Now we look at a different synthetic datasets where we use the reverse mode of the generative synthetic model to assign bigger importance weight on older states. We take an extreme case where the initial states controls all state transitions along the trajectory (see the earlier explanation for the synthetic data.)

In [None]:
X_observations_new, true_states_new = generate_trajectory(num_states=3, 
                                                          Num_observations=10, 
                                                          Num_samples=5000, 
                                                          Max_seq=30, 
                                                          Min_seq=3, 
                                                          alpha=100,
                                                          reverse_mode=True)

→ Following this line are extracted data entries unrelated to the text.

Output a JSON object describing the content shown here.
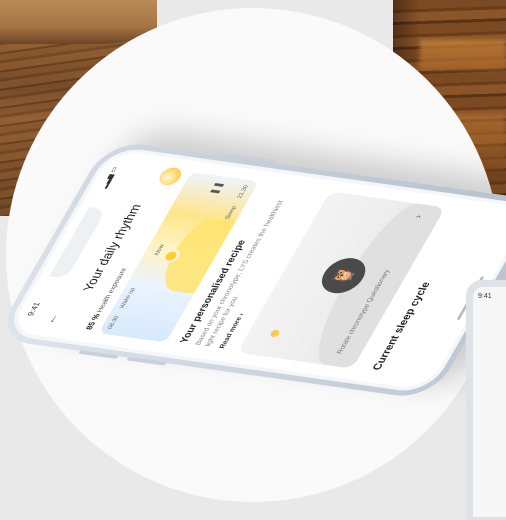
{
  "phone": {
    "status_time": "9:41",
    "title": "Your daily rhythm",
    "exposure_value": "85 %",
    "exposure_label": "Health exposure",
    "rhythm_labels": {
      "start_time": "08.30",
      "start_label": "Wake up",
      "mid_label": "Now",
      "end_label": "Sleep",
      "end_time": "21.30"
    },
    "recipe_title": "Your personalised recipe",
    "recipe_text": "Based on your chronotype, LYS creates the healthiest light recipe for you",
    "read_more": "Read more",
    "quiz_label": "Rotate chronotype Questionary",
    "sleep_title": "Current sleep cycle"
  },
  "second_phone": {
    "status_time": "9:41"
  },
  "icons": {
    "back": "arrow-left-icon",
    "sun": "sun-icon",
    "owl": "owl-icon",
    "chevron": "chevron-right-icon",
    "pause": "pause-icon"
  }
}
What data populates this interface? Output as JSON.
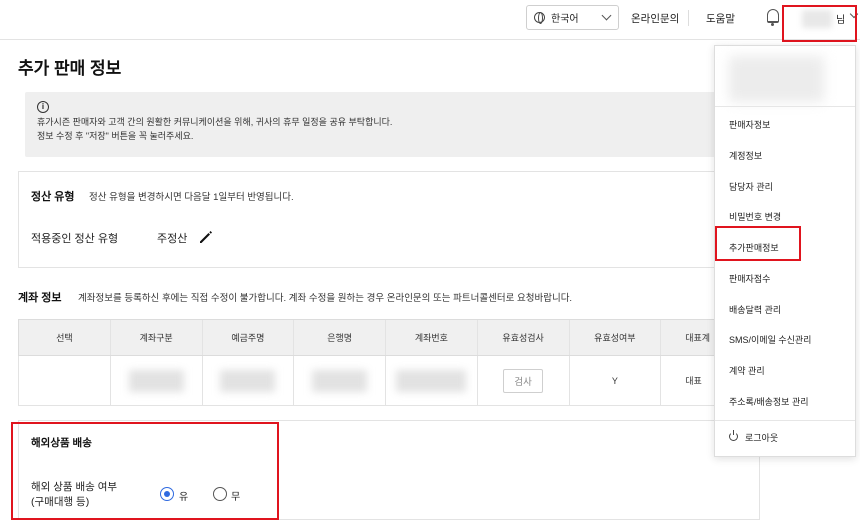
{
  "topbar": {
    "language": "한국어",
    "inquiry": "온라인문의",
    "help": "도움말",
    "user_suffix": "님"
  },
  "page": {
    "title": "추가 판매 정보"
  },
  "notice": {
    "icon": "i",
    "line1": "휴가시즌 판매자와 고객 간의 원활한 커뮤니케이션을 위해, 귀사의 휴무 일정을 공유 부탁합니다.",
    "line2": "정보 수정 후 \"저장\" 버튼을 꼭 눌러주세요."
  },
  "settlement": {
    "title": "정산 유형",
    "desc": "정산 유형을 변경하시면 다음달 1일부터 반영됩니다.",
    "label": "적용중인 정산 유형",
    "value": "주정산"
  },
  "account": {
    "title": "계좌 정보",
    "desc": "계좌정보를 등록하신 후에는 직접 수정이 불가합니다. 계좌 수정을 원하는 경우 온라인문의 또는 파트너콜센터로 요청바랍니다.",
    "columns": [
      "선택",
      "계좌구분",
      "예금주명",
      "은행명",
      "계좌번호",
      "유효성검사",
      "유효성여부",
      "대표계"
    ],
    "row": {
      "verify_button": "검사",
      "valid": "Y",
      "representative": "대표"
    }
  },
  "overseas": {
    "title": "해외상품 배송",
    "label_line1": "해외 상품 배송 여부",
    "label_line2": "(구매대행 등)",
    "option_yes": "유",
    "option_no": "무",
    "selected": "유"
  },
  "menu": {
    "items": [
      "판매자정보",
      "계정정보",
      "담당자 관리",
      "비밀번호 변경",
      "추가판매정보",
      "판매자점수",
      "배송달력 관리",
      "SMS/이메일 수신관리",
      "계약 관리",
      "주소록/배송정보 관리"
    ],
    "highlighted": "추가판매정보",
    "logout": "로그아웃"
  },
  "colors": {
    "highlight_border": "#e0141e",
    "radio_selected": "#2f6ae0",
    "notice_bg": "#efefef"
  }
}
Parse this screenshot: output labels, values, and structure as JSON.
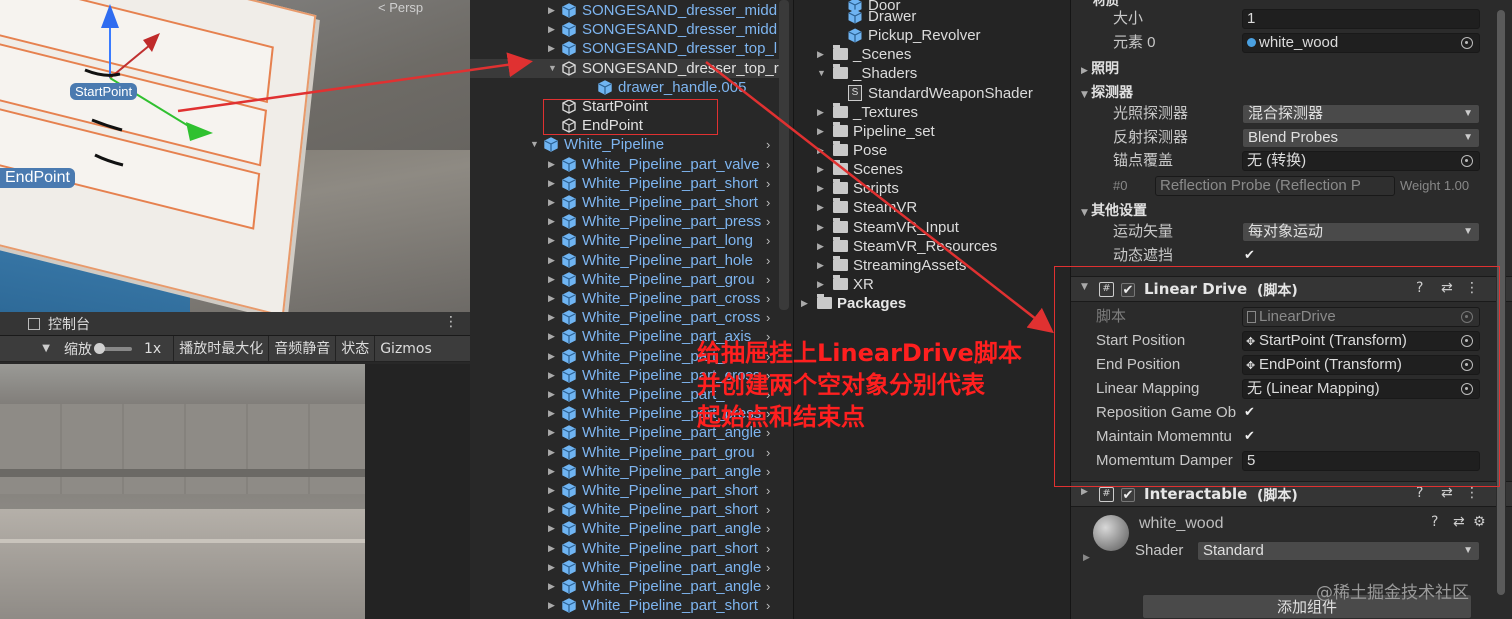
{
  "scene": {
    "persp_label": "< Persp",
    "labels": {
      "start": "StartPoint",
      "end": "EndPoint"
    }
  },
  "console": {
    "title": "控制台",
    "toolbar": {
      "zoom_label": "缩放",
      "zoom_value": "1x",
      "maximize": "播放时最大化",
      "mute": "音频静音",
      "stats": "状态",
      "gizmos": "Gizmos"
    }
  },
  "hierarchy": {
    "rows": [
      {
        "text": "SONGESAND_dresser_midd",
        "color": "blue"
      },
      {
        "text": "SONGESAND_dresser_midd",
        "color": "blue"
      },
      {
        "text": "SONGESAND_dresser_top_l",
        "color": "blue"
      },
      {
        "text": "SONGESAND_dresser_top_r",
        "color": "white"
      },
      {
        "text": "drawer_handle.005",
        "color": "blue"
      },
      {
        "text": "StartPoint",
        "color": "white"
      },
      {
        "text": "EndPoint",
        "color": "white"
      },
      {
        "text": "White_Pipeline",
        "color": "blue"
      },
      {
        "text": "White_Pipeline_part_valve",
        "color": "blue"
      },
      {
        "text": "White_Pipeline_part_short",
        "color": "blue"
      },
      {
        "text": "White_Pipeline_part_short",
        "color": "blue"
      },
      {
        "text": "White_Pipeline_part_press",
        "color": "blue"
      },
      {
        "text": "White_Pipeline_part_long",
        "color": "blue"
      },
      {
        "text": "White_Pipeline_part_hole",
        "color": "blue"
      },
      {
        "text": "White_Pipeline_part_grou",
        "color": "blue"
      },
      {
        "text": "White_Pipeline_part_cross",
        "color": "blue"
      },
      {
        "text": "White_Pipeline_part_cross",
        "color": "blue"
      },
      {
        "text": "White_Pipeline_part_axis",
        "color": "blue"
      },
      {
        "text": "White_Pipeline_part_",
        "color": "blue"
      },
      {
        "text": "White_Pipeline_part_cross",
        "color": "blue"
      },
      {
        "text": "White_Pipeline_part_",
        "color": "blue"
      },
      {
        "text": "White_Pipeline_part_press",
        "color": "blue"
      },
      {
        "text": "White_Pipeline_part_angle",
        "color": "blue"
      },
      {
        "text": "White_Pipeline_part_grou",
        "color": "blue"
      },
      {
        "text": "White_Pipeline_part_angle",
        "color": "blue"
      },
      {
        "text": "White_Pipeline_part_short",
        "color": "blue"
      },
      {
        "text": "White_Pipeline_part_short",
        "color": "blue"
      },
      {
        "text": "White_Pipeline_part_angle",
        "color": "blue"
      },
      {
        "text": "White_Pipeline_part_short",
        "color": "blue"
      },
      {
        "text": "White_Pipeline_part_angle",
        "color": "blue"
      },
      {
        "text": "White_Pipeline_part_angle",
        "color": "blue"
      },
      {
        "text": "White_Pipeline_part_short",
        "color": "blue"
      }
    ]
  },
  "project": {
    "items": [
      "Door",
      "Drawer",
      "Pickup_Revolver",
      "_Scenes",
      "_Shaders",
      "StandardWeaponShader",
      "_Textures",
      "Pipeline_set",
      "Pose",
      "Scenes",
      "Scripts",
      "SteamVR",
      "SteamVR_Input",
      "SteamVR_Resources",
      "StreamingAssets",
      "XR",
      "Packages"
    ]
  },
  "inspector": {
    "top_label": "材质",
    "size_label": "大小",
    "size_value": "1",
    "element0_label": "元素 0",
    "element0_value": "white_wood",
    "lighting": "照明",
    "probes": "探测器",
    "light_probes_label": "光照探测器",
    "light_probes_value": "混合探测器",
    "reflection_probes_label": "反射探测器",
    "reflection_probes_value": "Blend Probes",
    "anchor_label": "锚点覆盖",
    "anchor_value": "无 (转换)",
    "probe_index": "#0",
    "probe_ref": "Reflection Probe (Reflection P",
    "probe_weight": "Weight 1.00",
    "other_settings": "其他设置",
    "motion_vectors_label": "运动矢量",
    "motion_vectors_value": "每对象运动",
    "dynamic_occlusion_label": "动态遮挡",
    "linear_drive": {
      "title": "Linear Drive",
      "suffix": "(脚本)",
      "script_label": "脚本",
      "script_value": "LinearDrive",
      "start_label": "Start Position",
      "start_value": "StartPoint (Transform)",
      "end_label": "End Position",
      "end_value": "EndPoint (Transform)",
      "mapping_label": "Linear Mapping",
      "mapping_value": "无 (Linear Mapping)",
      "reposition_label": "Reposition Game Ob",
      "maintain_label": "Maintain Momemntu",
      "damper_label": "Momemtum Damper",
      "damper_value": "5"
    },
    "interactable": {
      "title": "Interactable",
      "suffix": "(脚本)"
    },
    "material": {
      "name": "white_wood",
      "shader_label": "Shader",
      "shader_value": "Standard"
    },
    "add_component": "添加组件"
  },
  "annotation": {
    "lines": [
      "给抽屉挂上LinearDrive脚本",
      "并创建两个空对象分别代表",
      "起始点和结束点"
    ]
  },
  "watermark": "@稀土掘金技术社区",
  "colors": {
    "accent_red": "#ff1f1f",
    "hierarchy_blue": "#7eb5f0",
    "scene_label_bg": "#4a7ab0"
  }
}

We then fit a new model on this new dataset...

In [None]:
model_new = attentive_state_space(num_states=3,
                                  maximum_seq_length=30, 
                                  input_dim=10, 
                                  rnn_type='LSTM',
                                  latent=True,
                                  generative=True,
                                  num_iterations=50, 
                                  num_epochs=3, 
                                  batch_size=100, 
                                  learning_rate=5*1e-4, 
                                  num_rnn_hidden=100, 
                                  num_rnn_layers=1,
                                  dropout_keep_prob=None,
                                  num_out_hidden=100, 
                                  num_out_layers=1)

In [None]:
model_new.fit(X_observations_new)

In [None]:
state_inference_new, expected_observations_new, attention_new = model_new.predict([X_observations_new[0]])

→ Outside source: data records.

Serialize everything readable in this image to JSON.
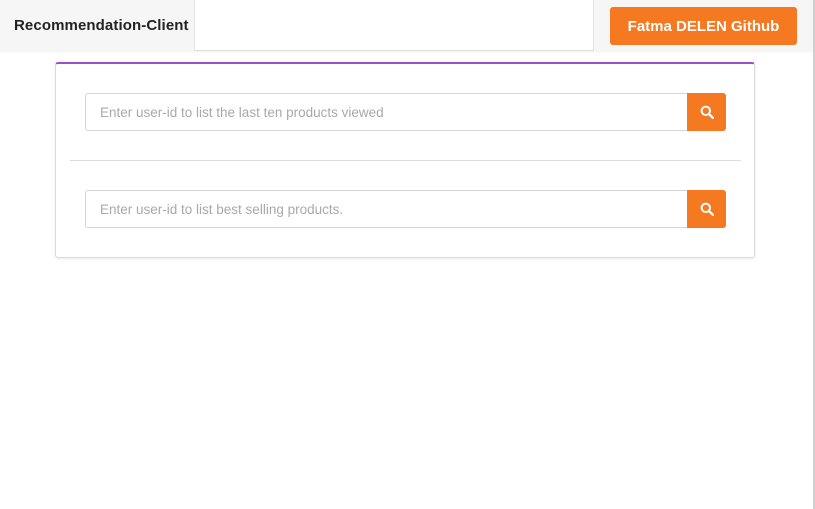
{
  "navbar": {
    "brand": "Recommendation-Client",
    "github_button": "Fatma DELEN Github"
  },
  "card": {
    "search_last_viewed": {
      "placeholder": "Enter user-id to list the last ten products viewed",
      "value": "",
      "button_icon": "search-icon"
    },
    "search_best_selling": {
      "placeholder": "Enter user-id to list best selling products.",
      "value": "",
      "button_icon": "search-icon"
    }
  },
  "colors": {
    "accent": "#f47920",
    "card_top_border": "#9c4fc6"
  }
}
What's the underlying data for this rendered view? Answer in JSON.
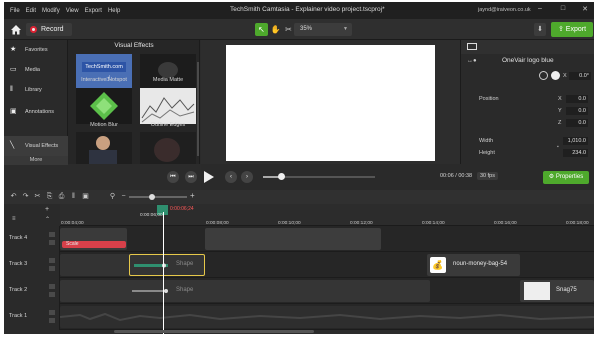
{
  "menu": [
    "File",
    "Edit",
    "Modify",
    "View",
    "Export",
    "Help"
  ],
  "window": {
    "title": "TechSmith Camtasia - Explainer video project.tscproj*",
    "email": "jaynd@iraiveon.co.uk",
    "minimize": "–",
    "maximize": "□",
    "close": "✕"
  },
  "toolbar": {
    "record_label": "Record",
    "zoom_value": "35%",
    "export_label": "Export"
  },
  "sidenav": {
    "items": [
      {
        "label": "Favorites",
        "icon": "star-icon"
      },
      {
        "label": "Media",
        "icon": "media-icon"
      },
      {
        "label": "Library",
        "icon": "library-icon"
      },
      {
        "label": "Annotations",
        "icon": "annotations-icon"
      },
      {
        "label": "Visual Effects",
        "icon": "visual-effects-icon"
      }
    ],
    "more_label": "More"
  },
  "effects": {
    "title": "Visual Effects",
    "items": [
      {
        "label": "Interactive Hotspot",
        "thumb_text": "TechSmith.com"
      },
      {
        "label": "Media Matte"
      },
      {
        "label": "Motion Blur"
      },
      {
        "label": "Outline Edges"
      }
    ]
  },
  "properties": {
    "clip_name": "OneVair logo blue",
    "rotation_x_label": "X",
    "rotation_x": "0.0°",
    "position_label": "Position",
    "x_label": "X",
    "y_label": "Y",
    "z_label": "Z",
    "pos_x": "0.0",
    "pos_y": "0.0",
    "pos_z": "0.0",
    "width_label": "Width",
    "height_label": "Height",
    "width": "1,010.0",
    "height": "234.0",
    "properties_button": "Properties"
  },
  "playback": {
    "time": "00:06 / 00:38",
    "fps": "30 fps",
    "progress": 0.16
  },
  "ruler": {
    "playhead_time": "0:00:06;24",
    "playhead_time_lower": "0:00:06;00",
    "ticks": [
      "0:00:00;00",
      "0:00:04;00",
      "0:00:08;00",
      "0:00:10;00",
      "0:00:12;00",
      "0:00:14;00",
      "0:00:16;00",
      "0:00:18;00"
    ],
    "ticks_visible": [
      "0:00:04;00",
      "0:00:08;00",
      "0:00:10;00",
      "0:00:12;00",
      "0:00:14;00",
      "0:00:16;00",
      "0:00:18;00"
    ]
  },
  "tracks": [
    {
      "name": "Track 4"
    },
    {
      "name": "Track 3"
    },
    {
      "name": "Track 2"
    },
    {
      "name": "Track 1"
    }
  ],
  "clips": {
    "scale_label": "Scale",
    "shape_label_1": "Shape",
    "shape_label_2": "Shape",
    "noun_label": "noun-money-bag-54",
    "snag_label": "Snag75"
  },
  "colors": {
    "accent_green": "#4ea92c",
    "scale_red": "#d8404a",
    "clip_teal": "#2f8f6f",
    "selection_yellow": "#e6c84a"
  }
}
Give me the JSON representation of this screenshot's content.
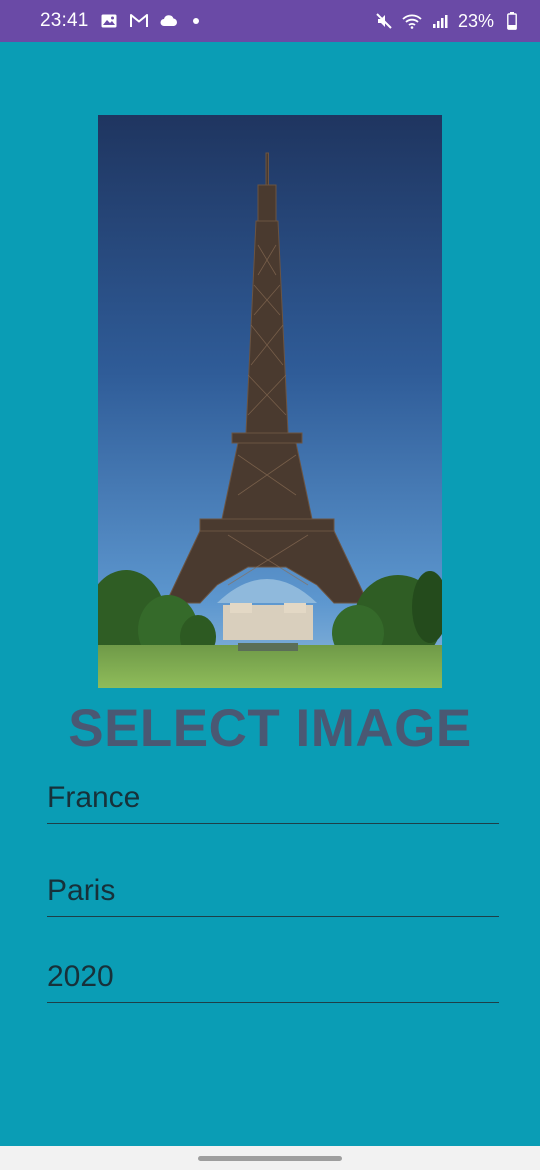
{
  "status": {
    "time": "23:41",
    "battery": "23%",
    "icons_left": [
      "image-icon",
      "gmail-icon",
      "cloud-icon",
      "notification-dot-icon"
    ],
    "icons_right": [
      "mute-icon",
      "wifi-icon",
      "signal-icon",
      "battery-icon"
    ]
  },
  "photo": {
    "subject": "eiffel-tower-photo"
  },
  "main": {
    "select_label": "SELECT IMAGE"
  },
  "fields": {
    "country": "France",
    "city": "Paris",
    "year": "2020"
  },
  "colors": {
    "background": "#0a9db5",
    "status_bar": "#6a4aa6",
    "select_label": "#4a5873",
    "field_text": "#17313a",
    "underline": "#1e3f48",
    "nav_bar": "#f2f2f2"
  }
}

Now let us visualize the attention weights materializing over time for the new model...

In [None]:
import seaborn as sns

Attention_weights = []

for w in range(len(attention_new[0])):
    
    Attention_weights.append(np.vstack((attention_new[0][w], np.zeros((len(attention_new[0][-1]) - len(attention_new[0][w]),1)))))


Attention_weights = np.array(Attention_weights).reshape((len(attention_new[0][-1]), len(attention_new[0][-1])))[:state_inference[0].shape[0], :state_inference[0].shape[0]]

mask = np.zeros_like(Attention_weights)

mask[np.triu_indices_from(mask)] = True

with sns.axes_style("white"):
    ax = sns.heatmap(Attention_weights, mask=mask, vmax=.3, square=True)
    ax.set_ylabel('Chronological time')
    ax.set_xlabel('Previous time steps')

As we can see, unlike in the previous case, here we have most of the attention weights assigned to the older states! Thus, our attentive state-space model learned the underlying state dynamics in an unsupervised fashion on the basis of the observed data.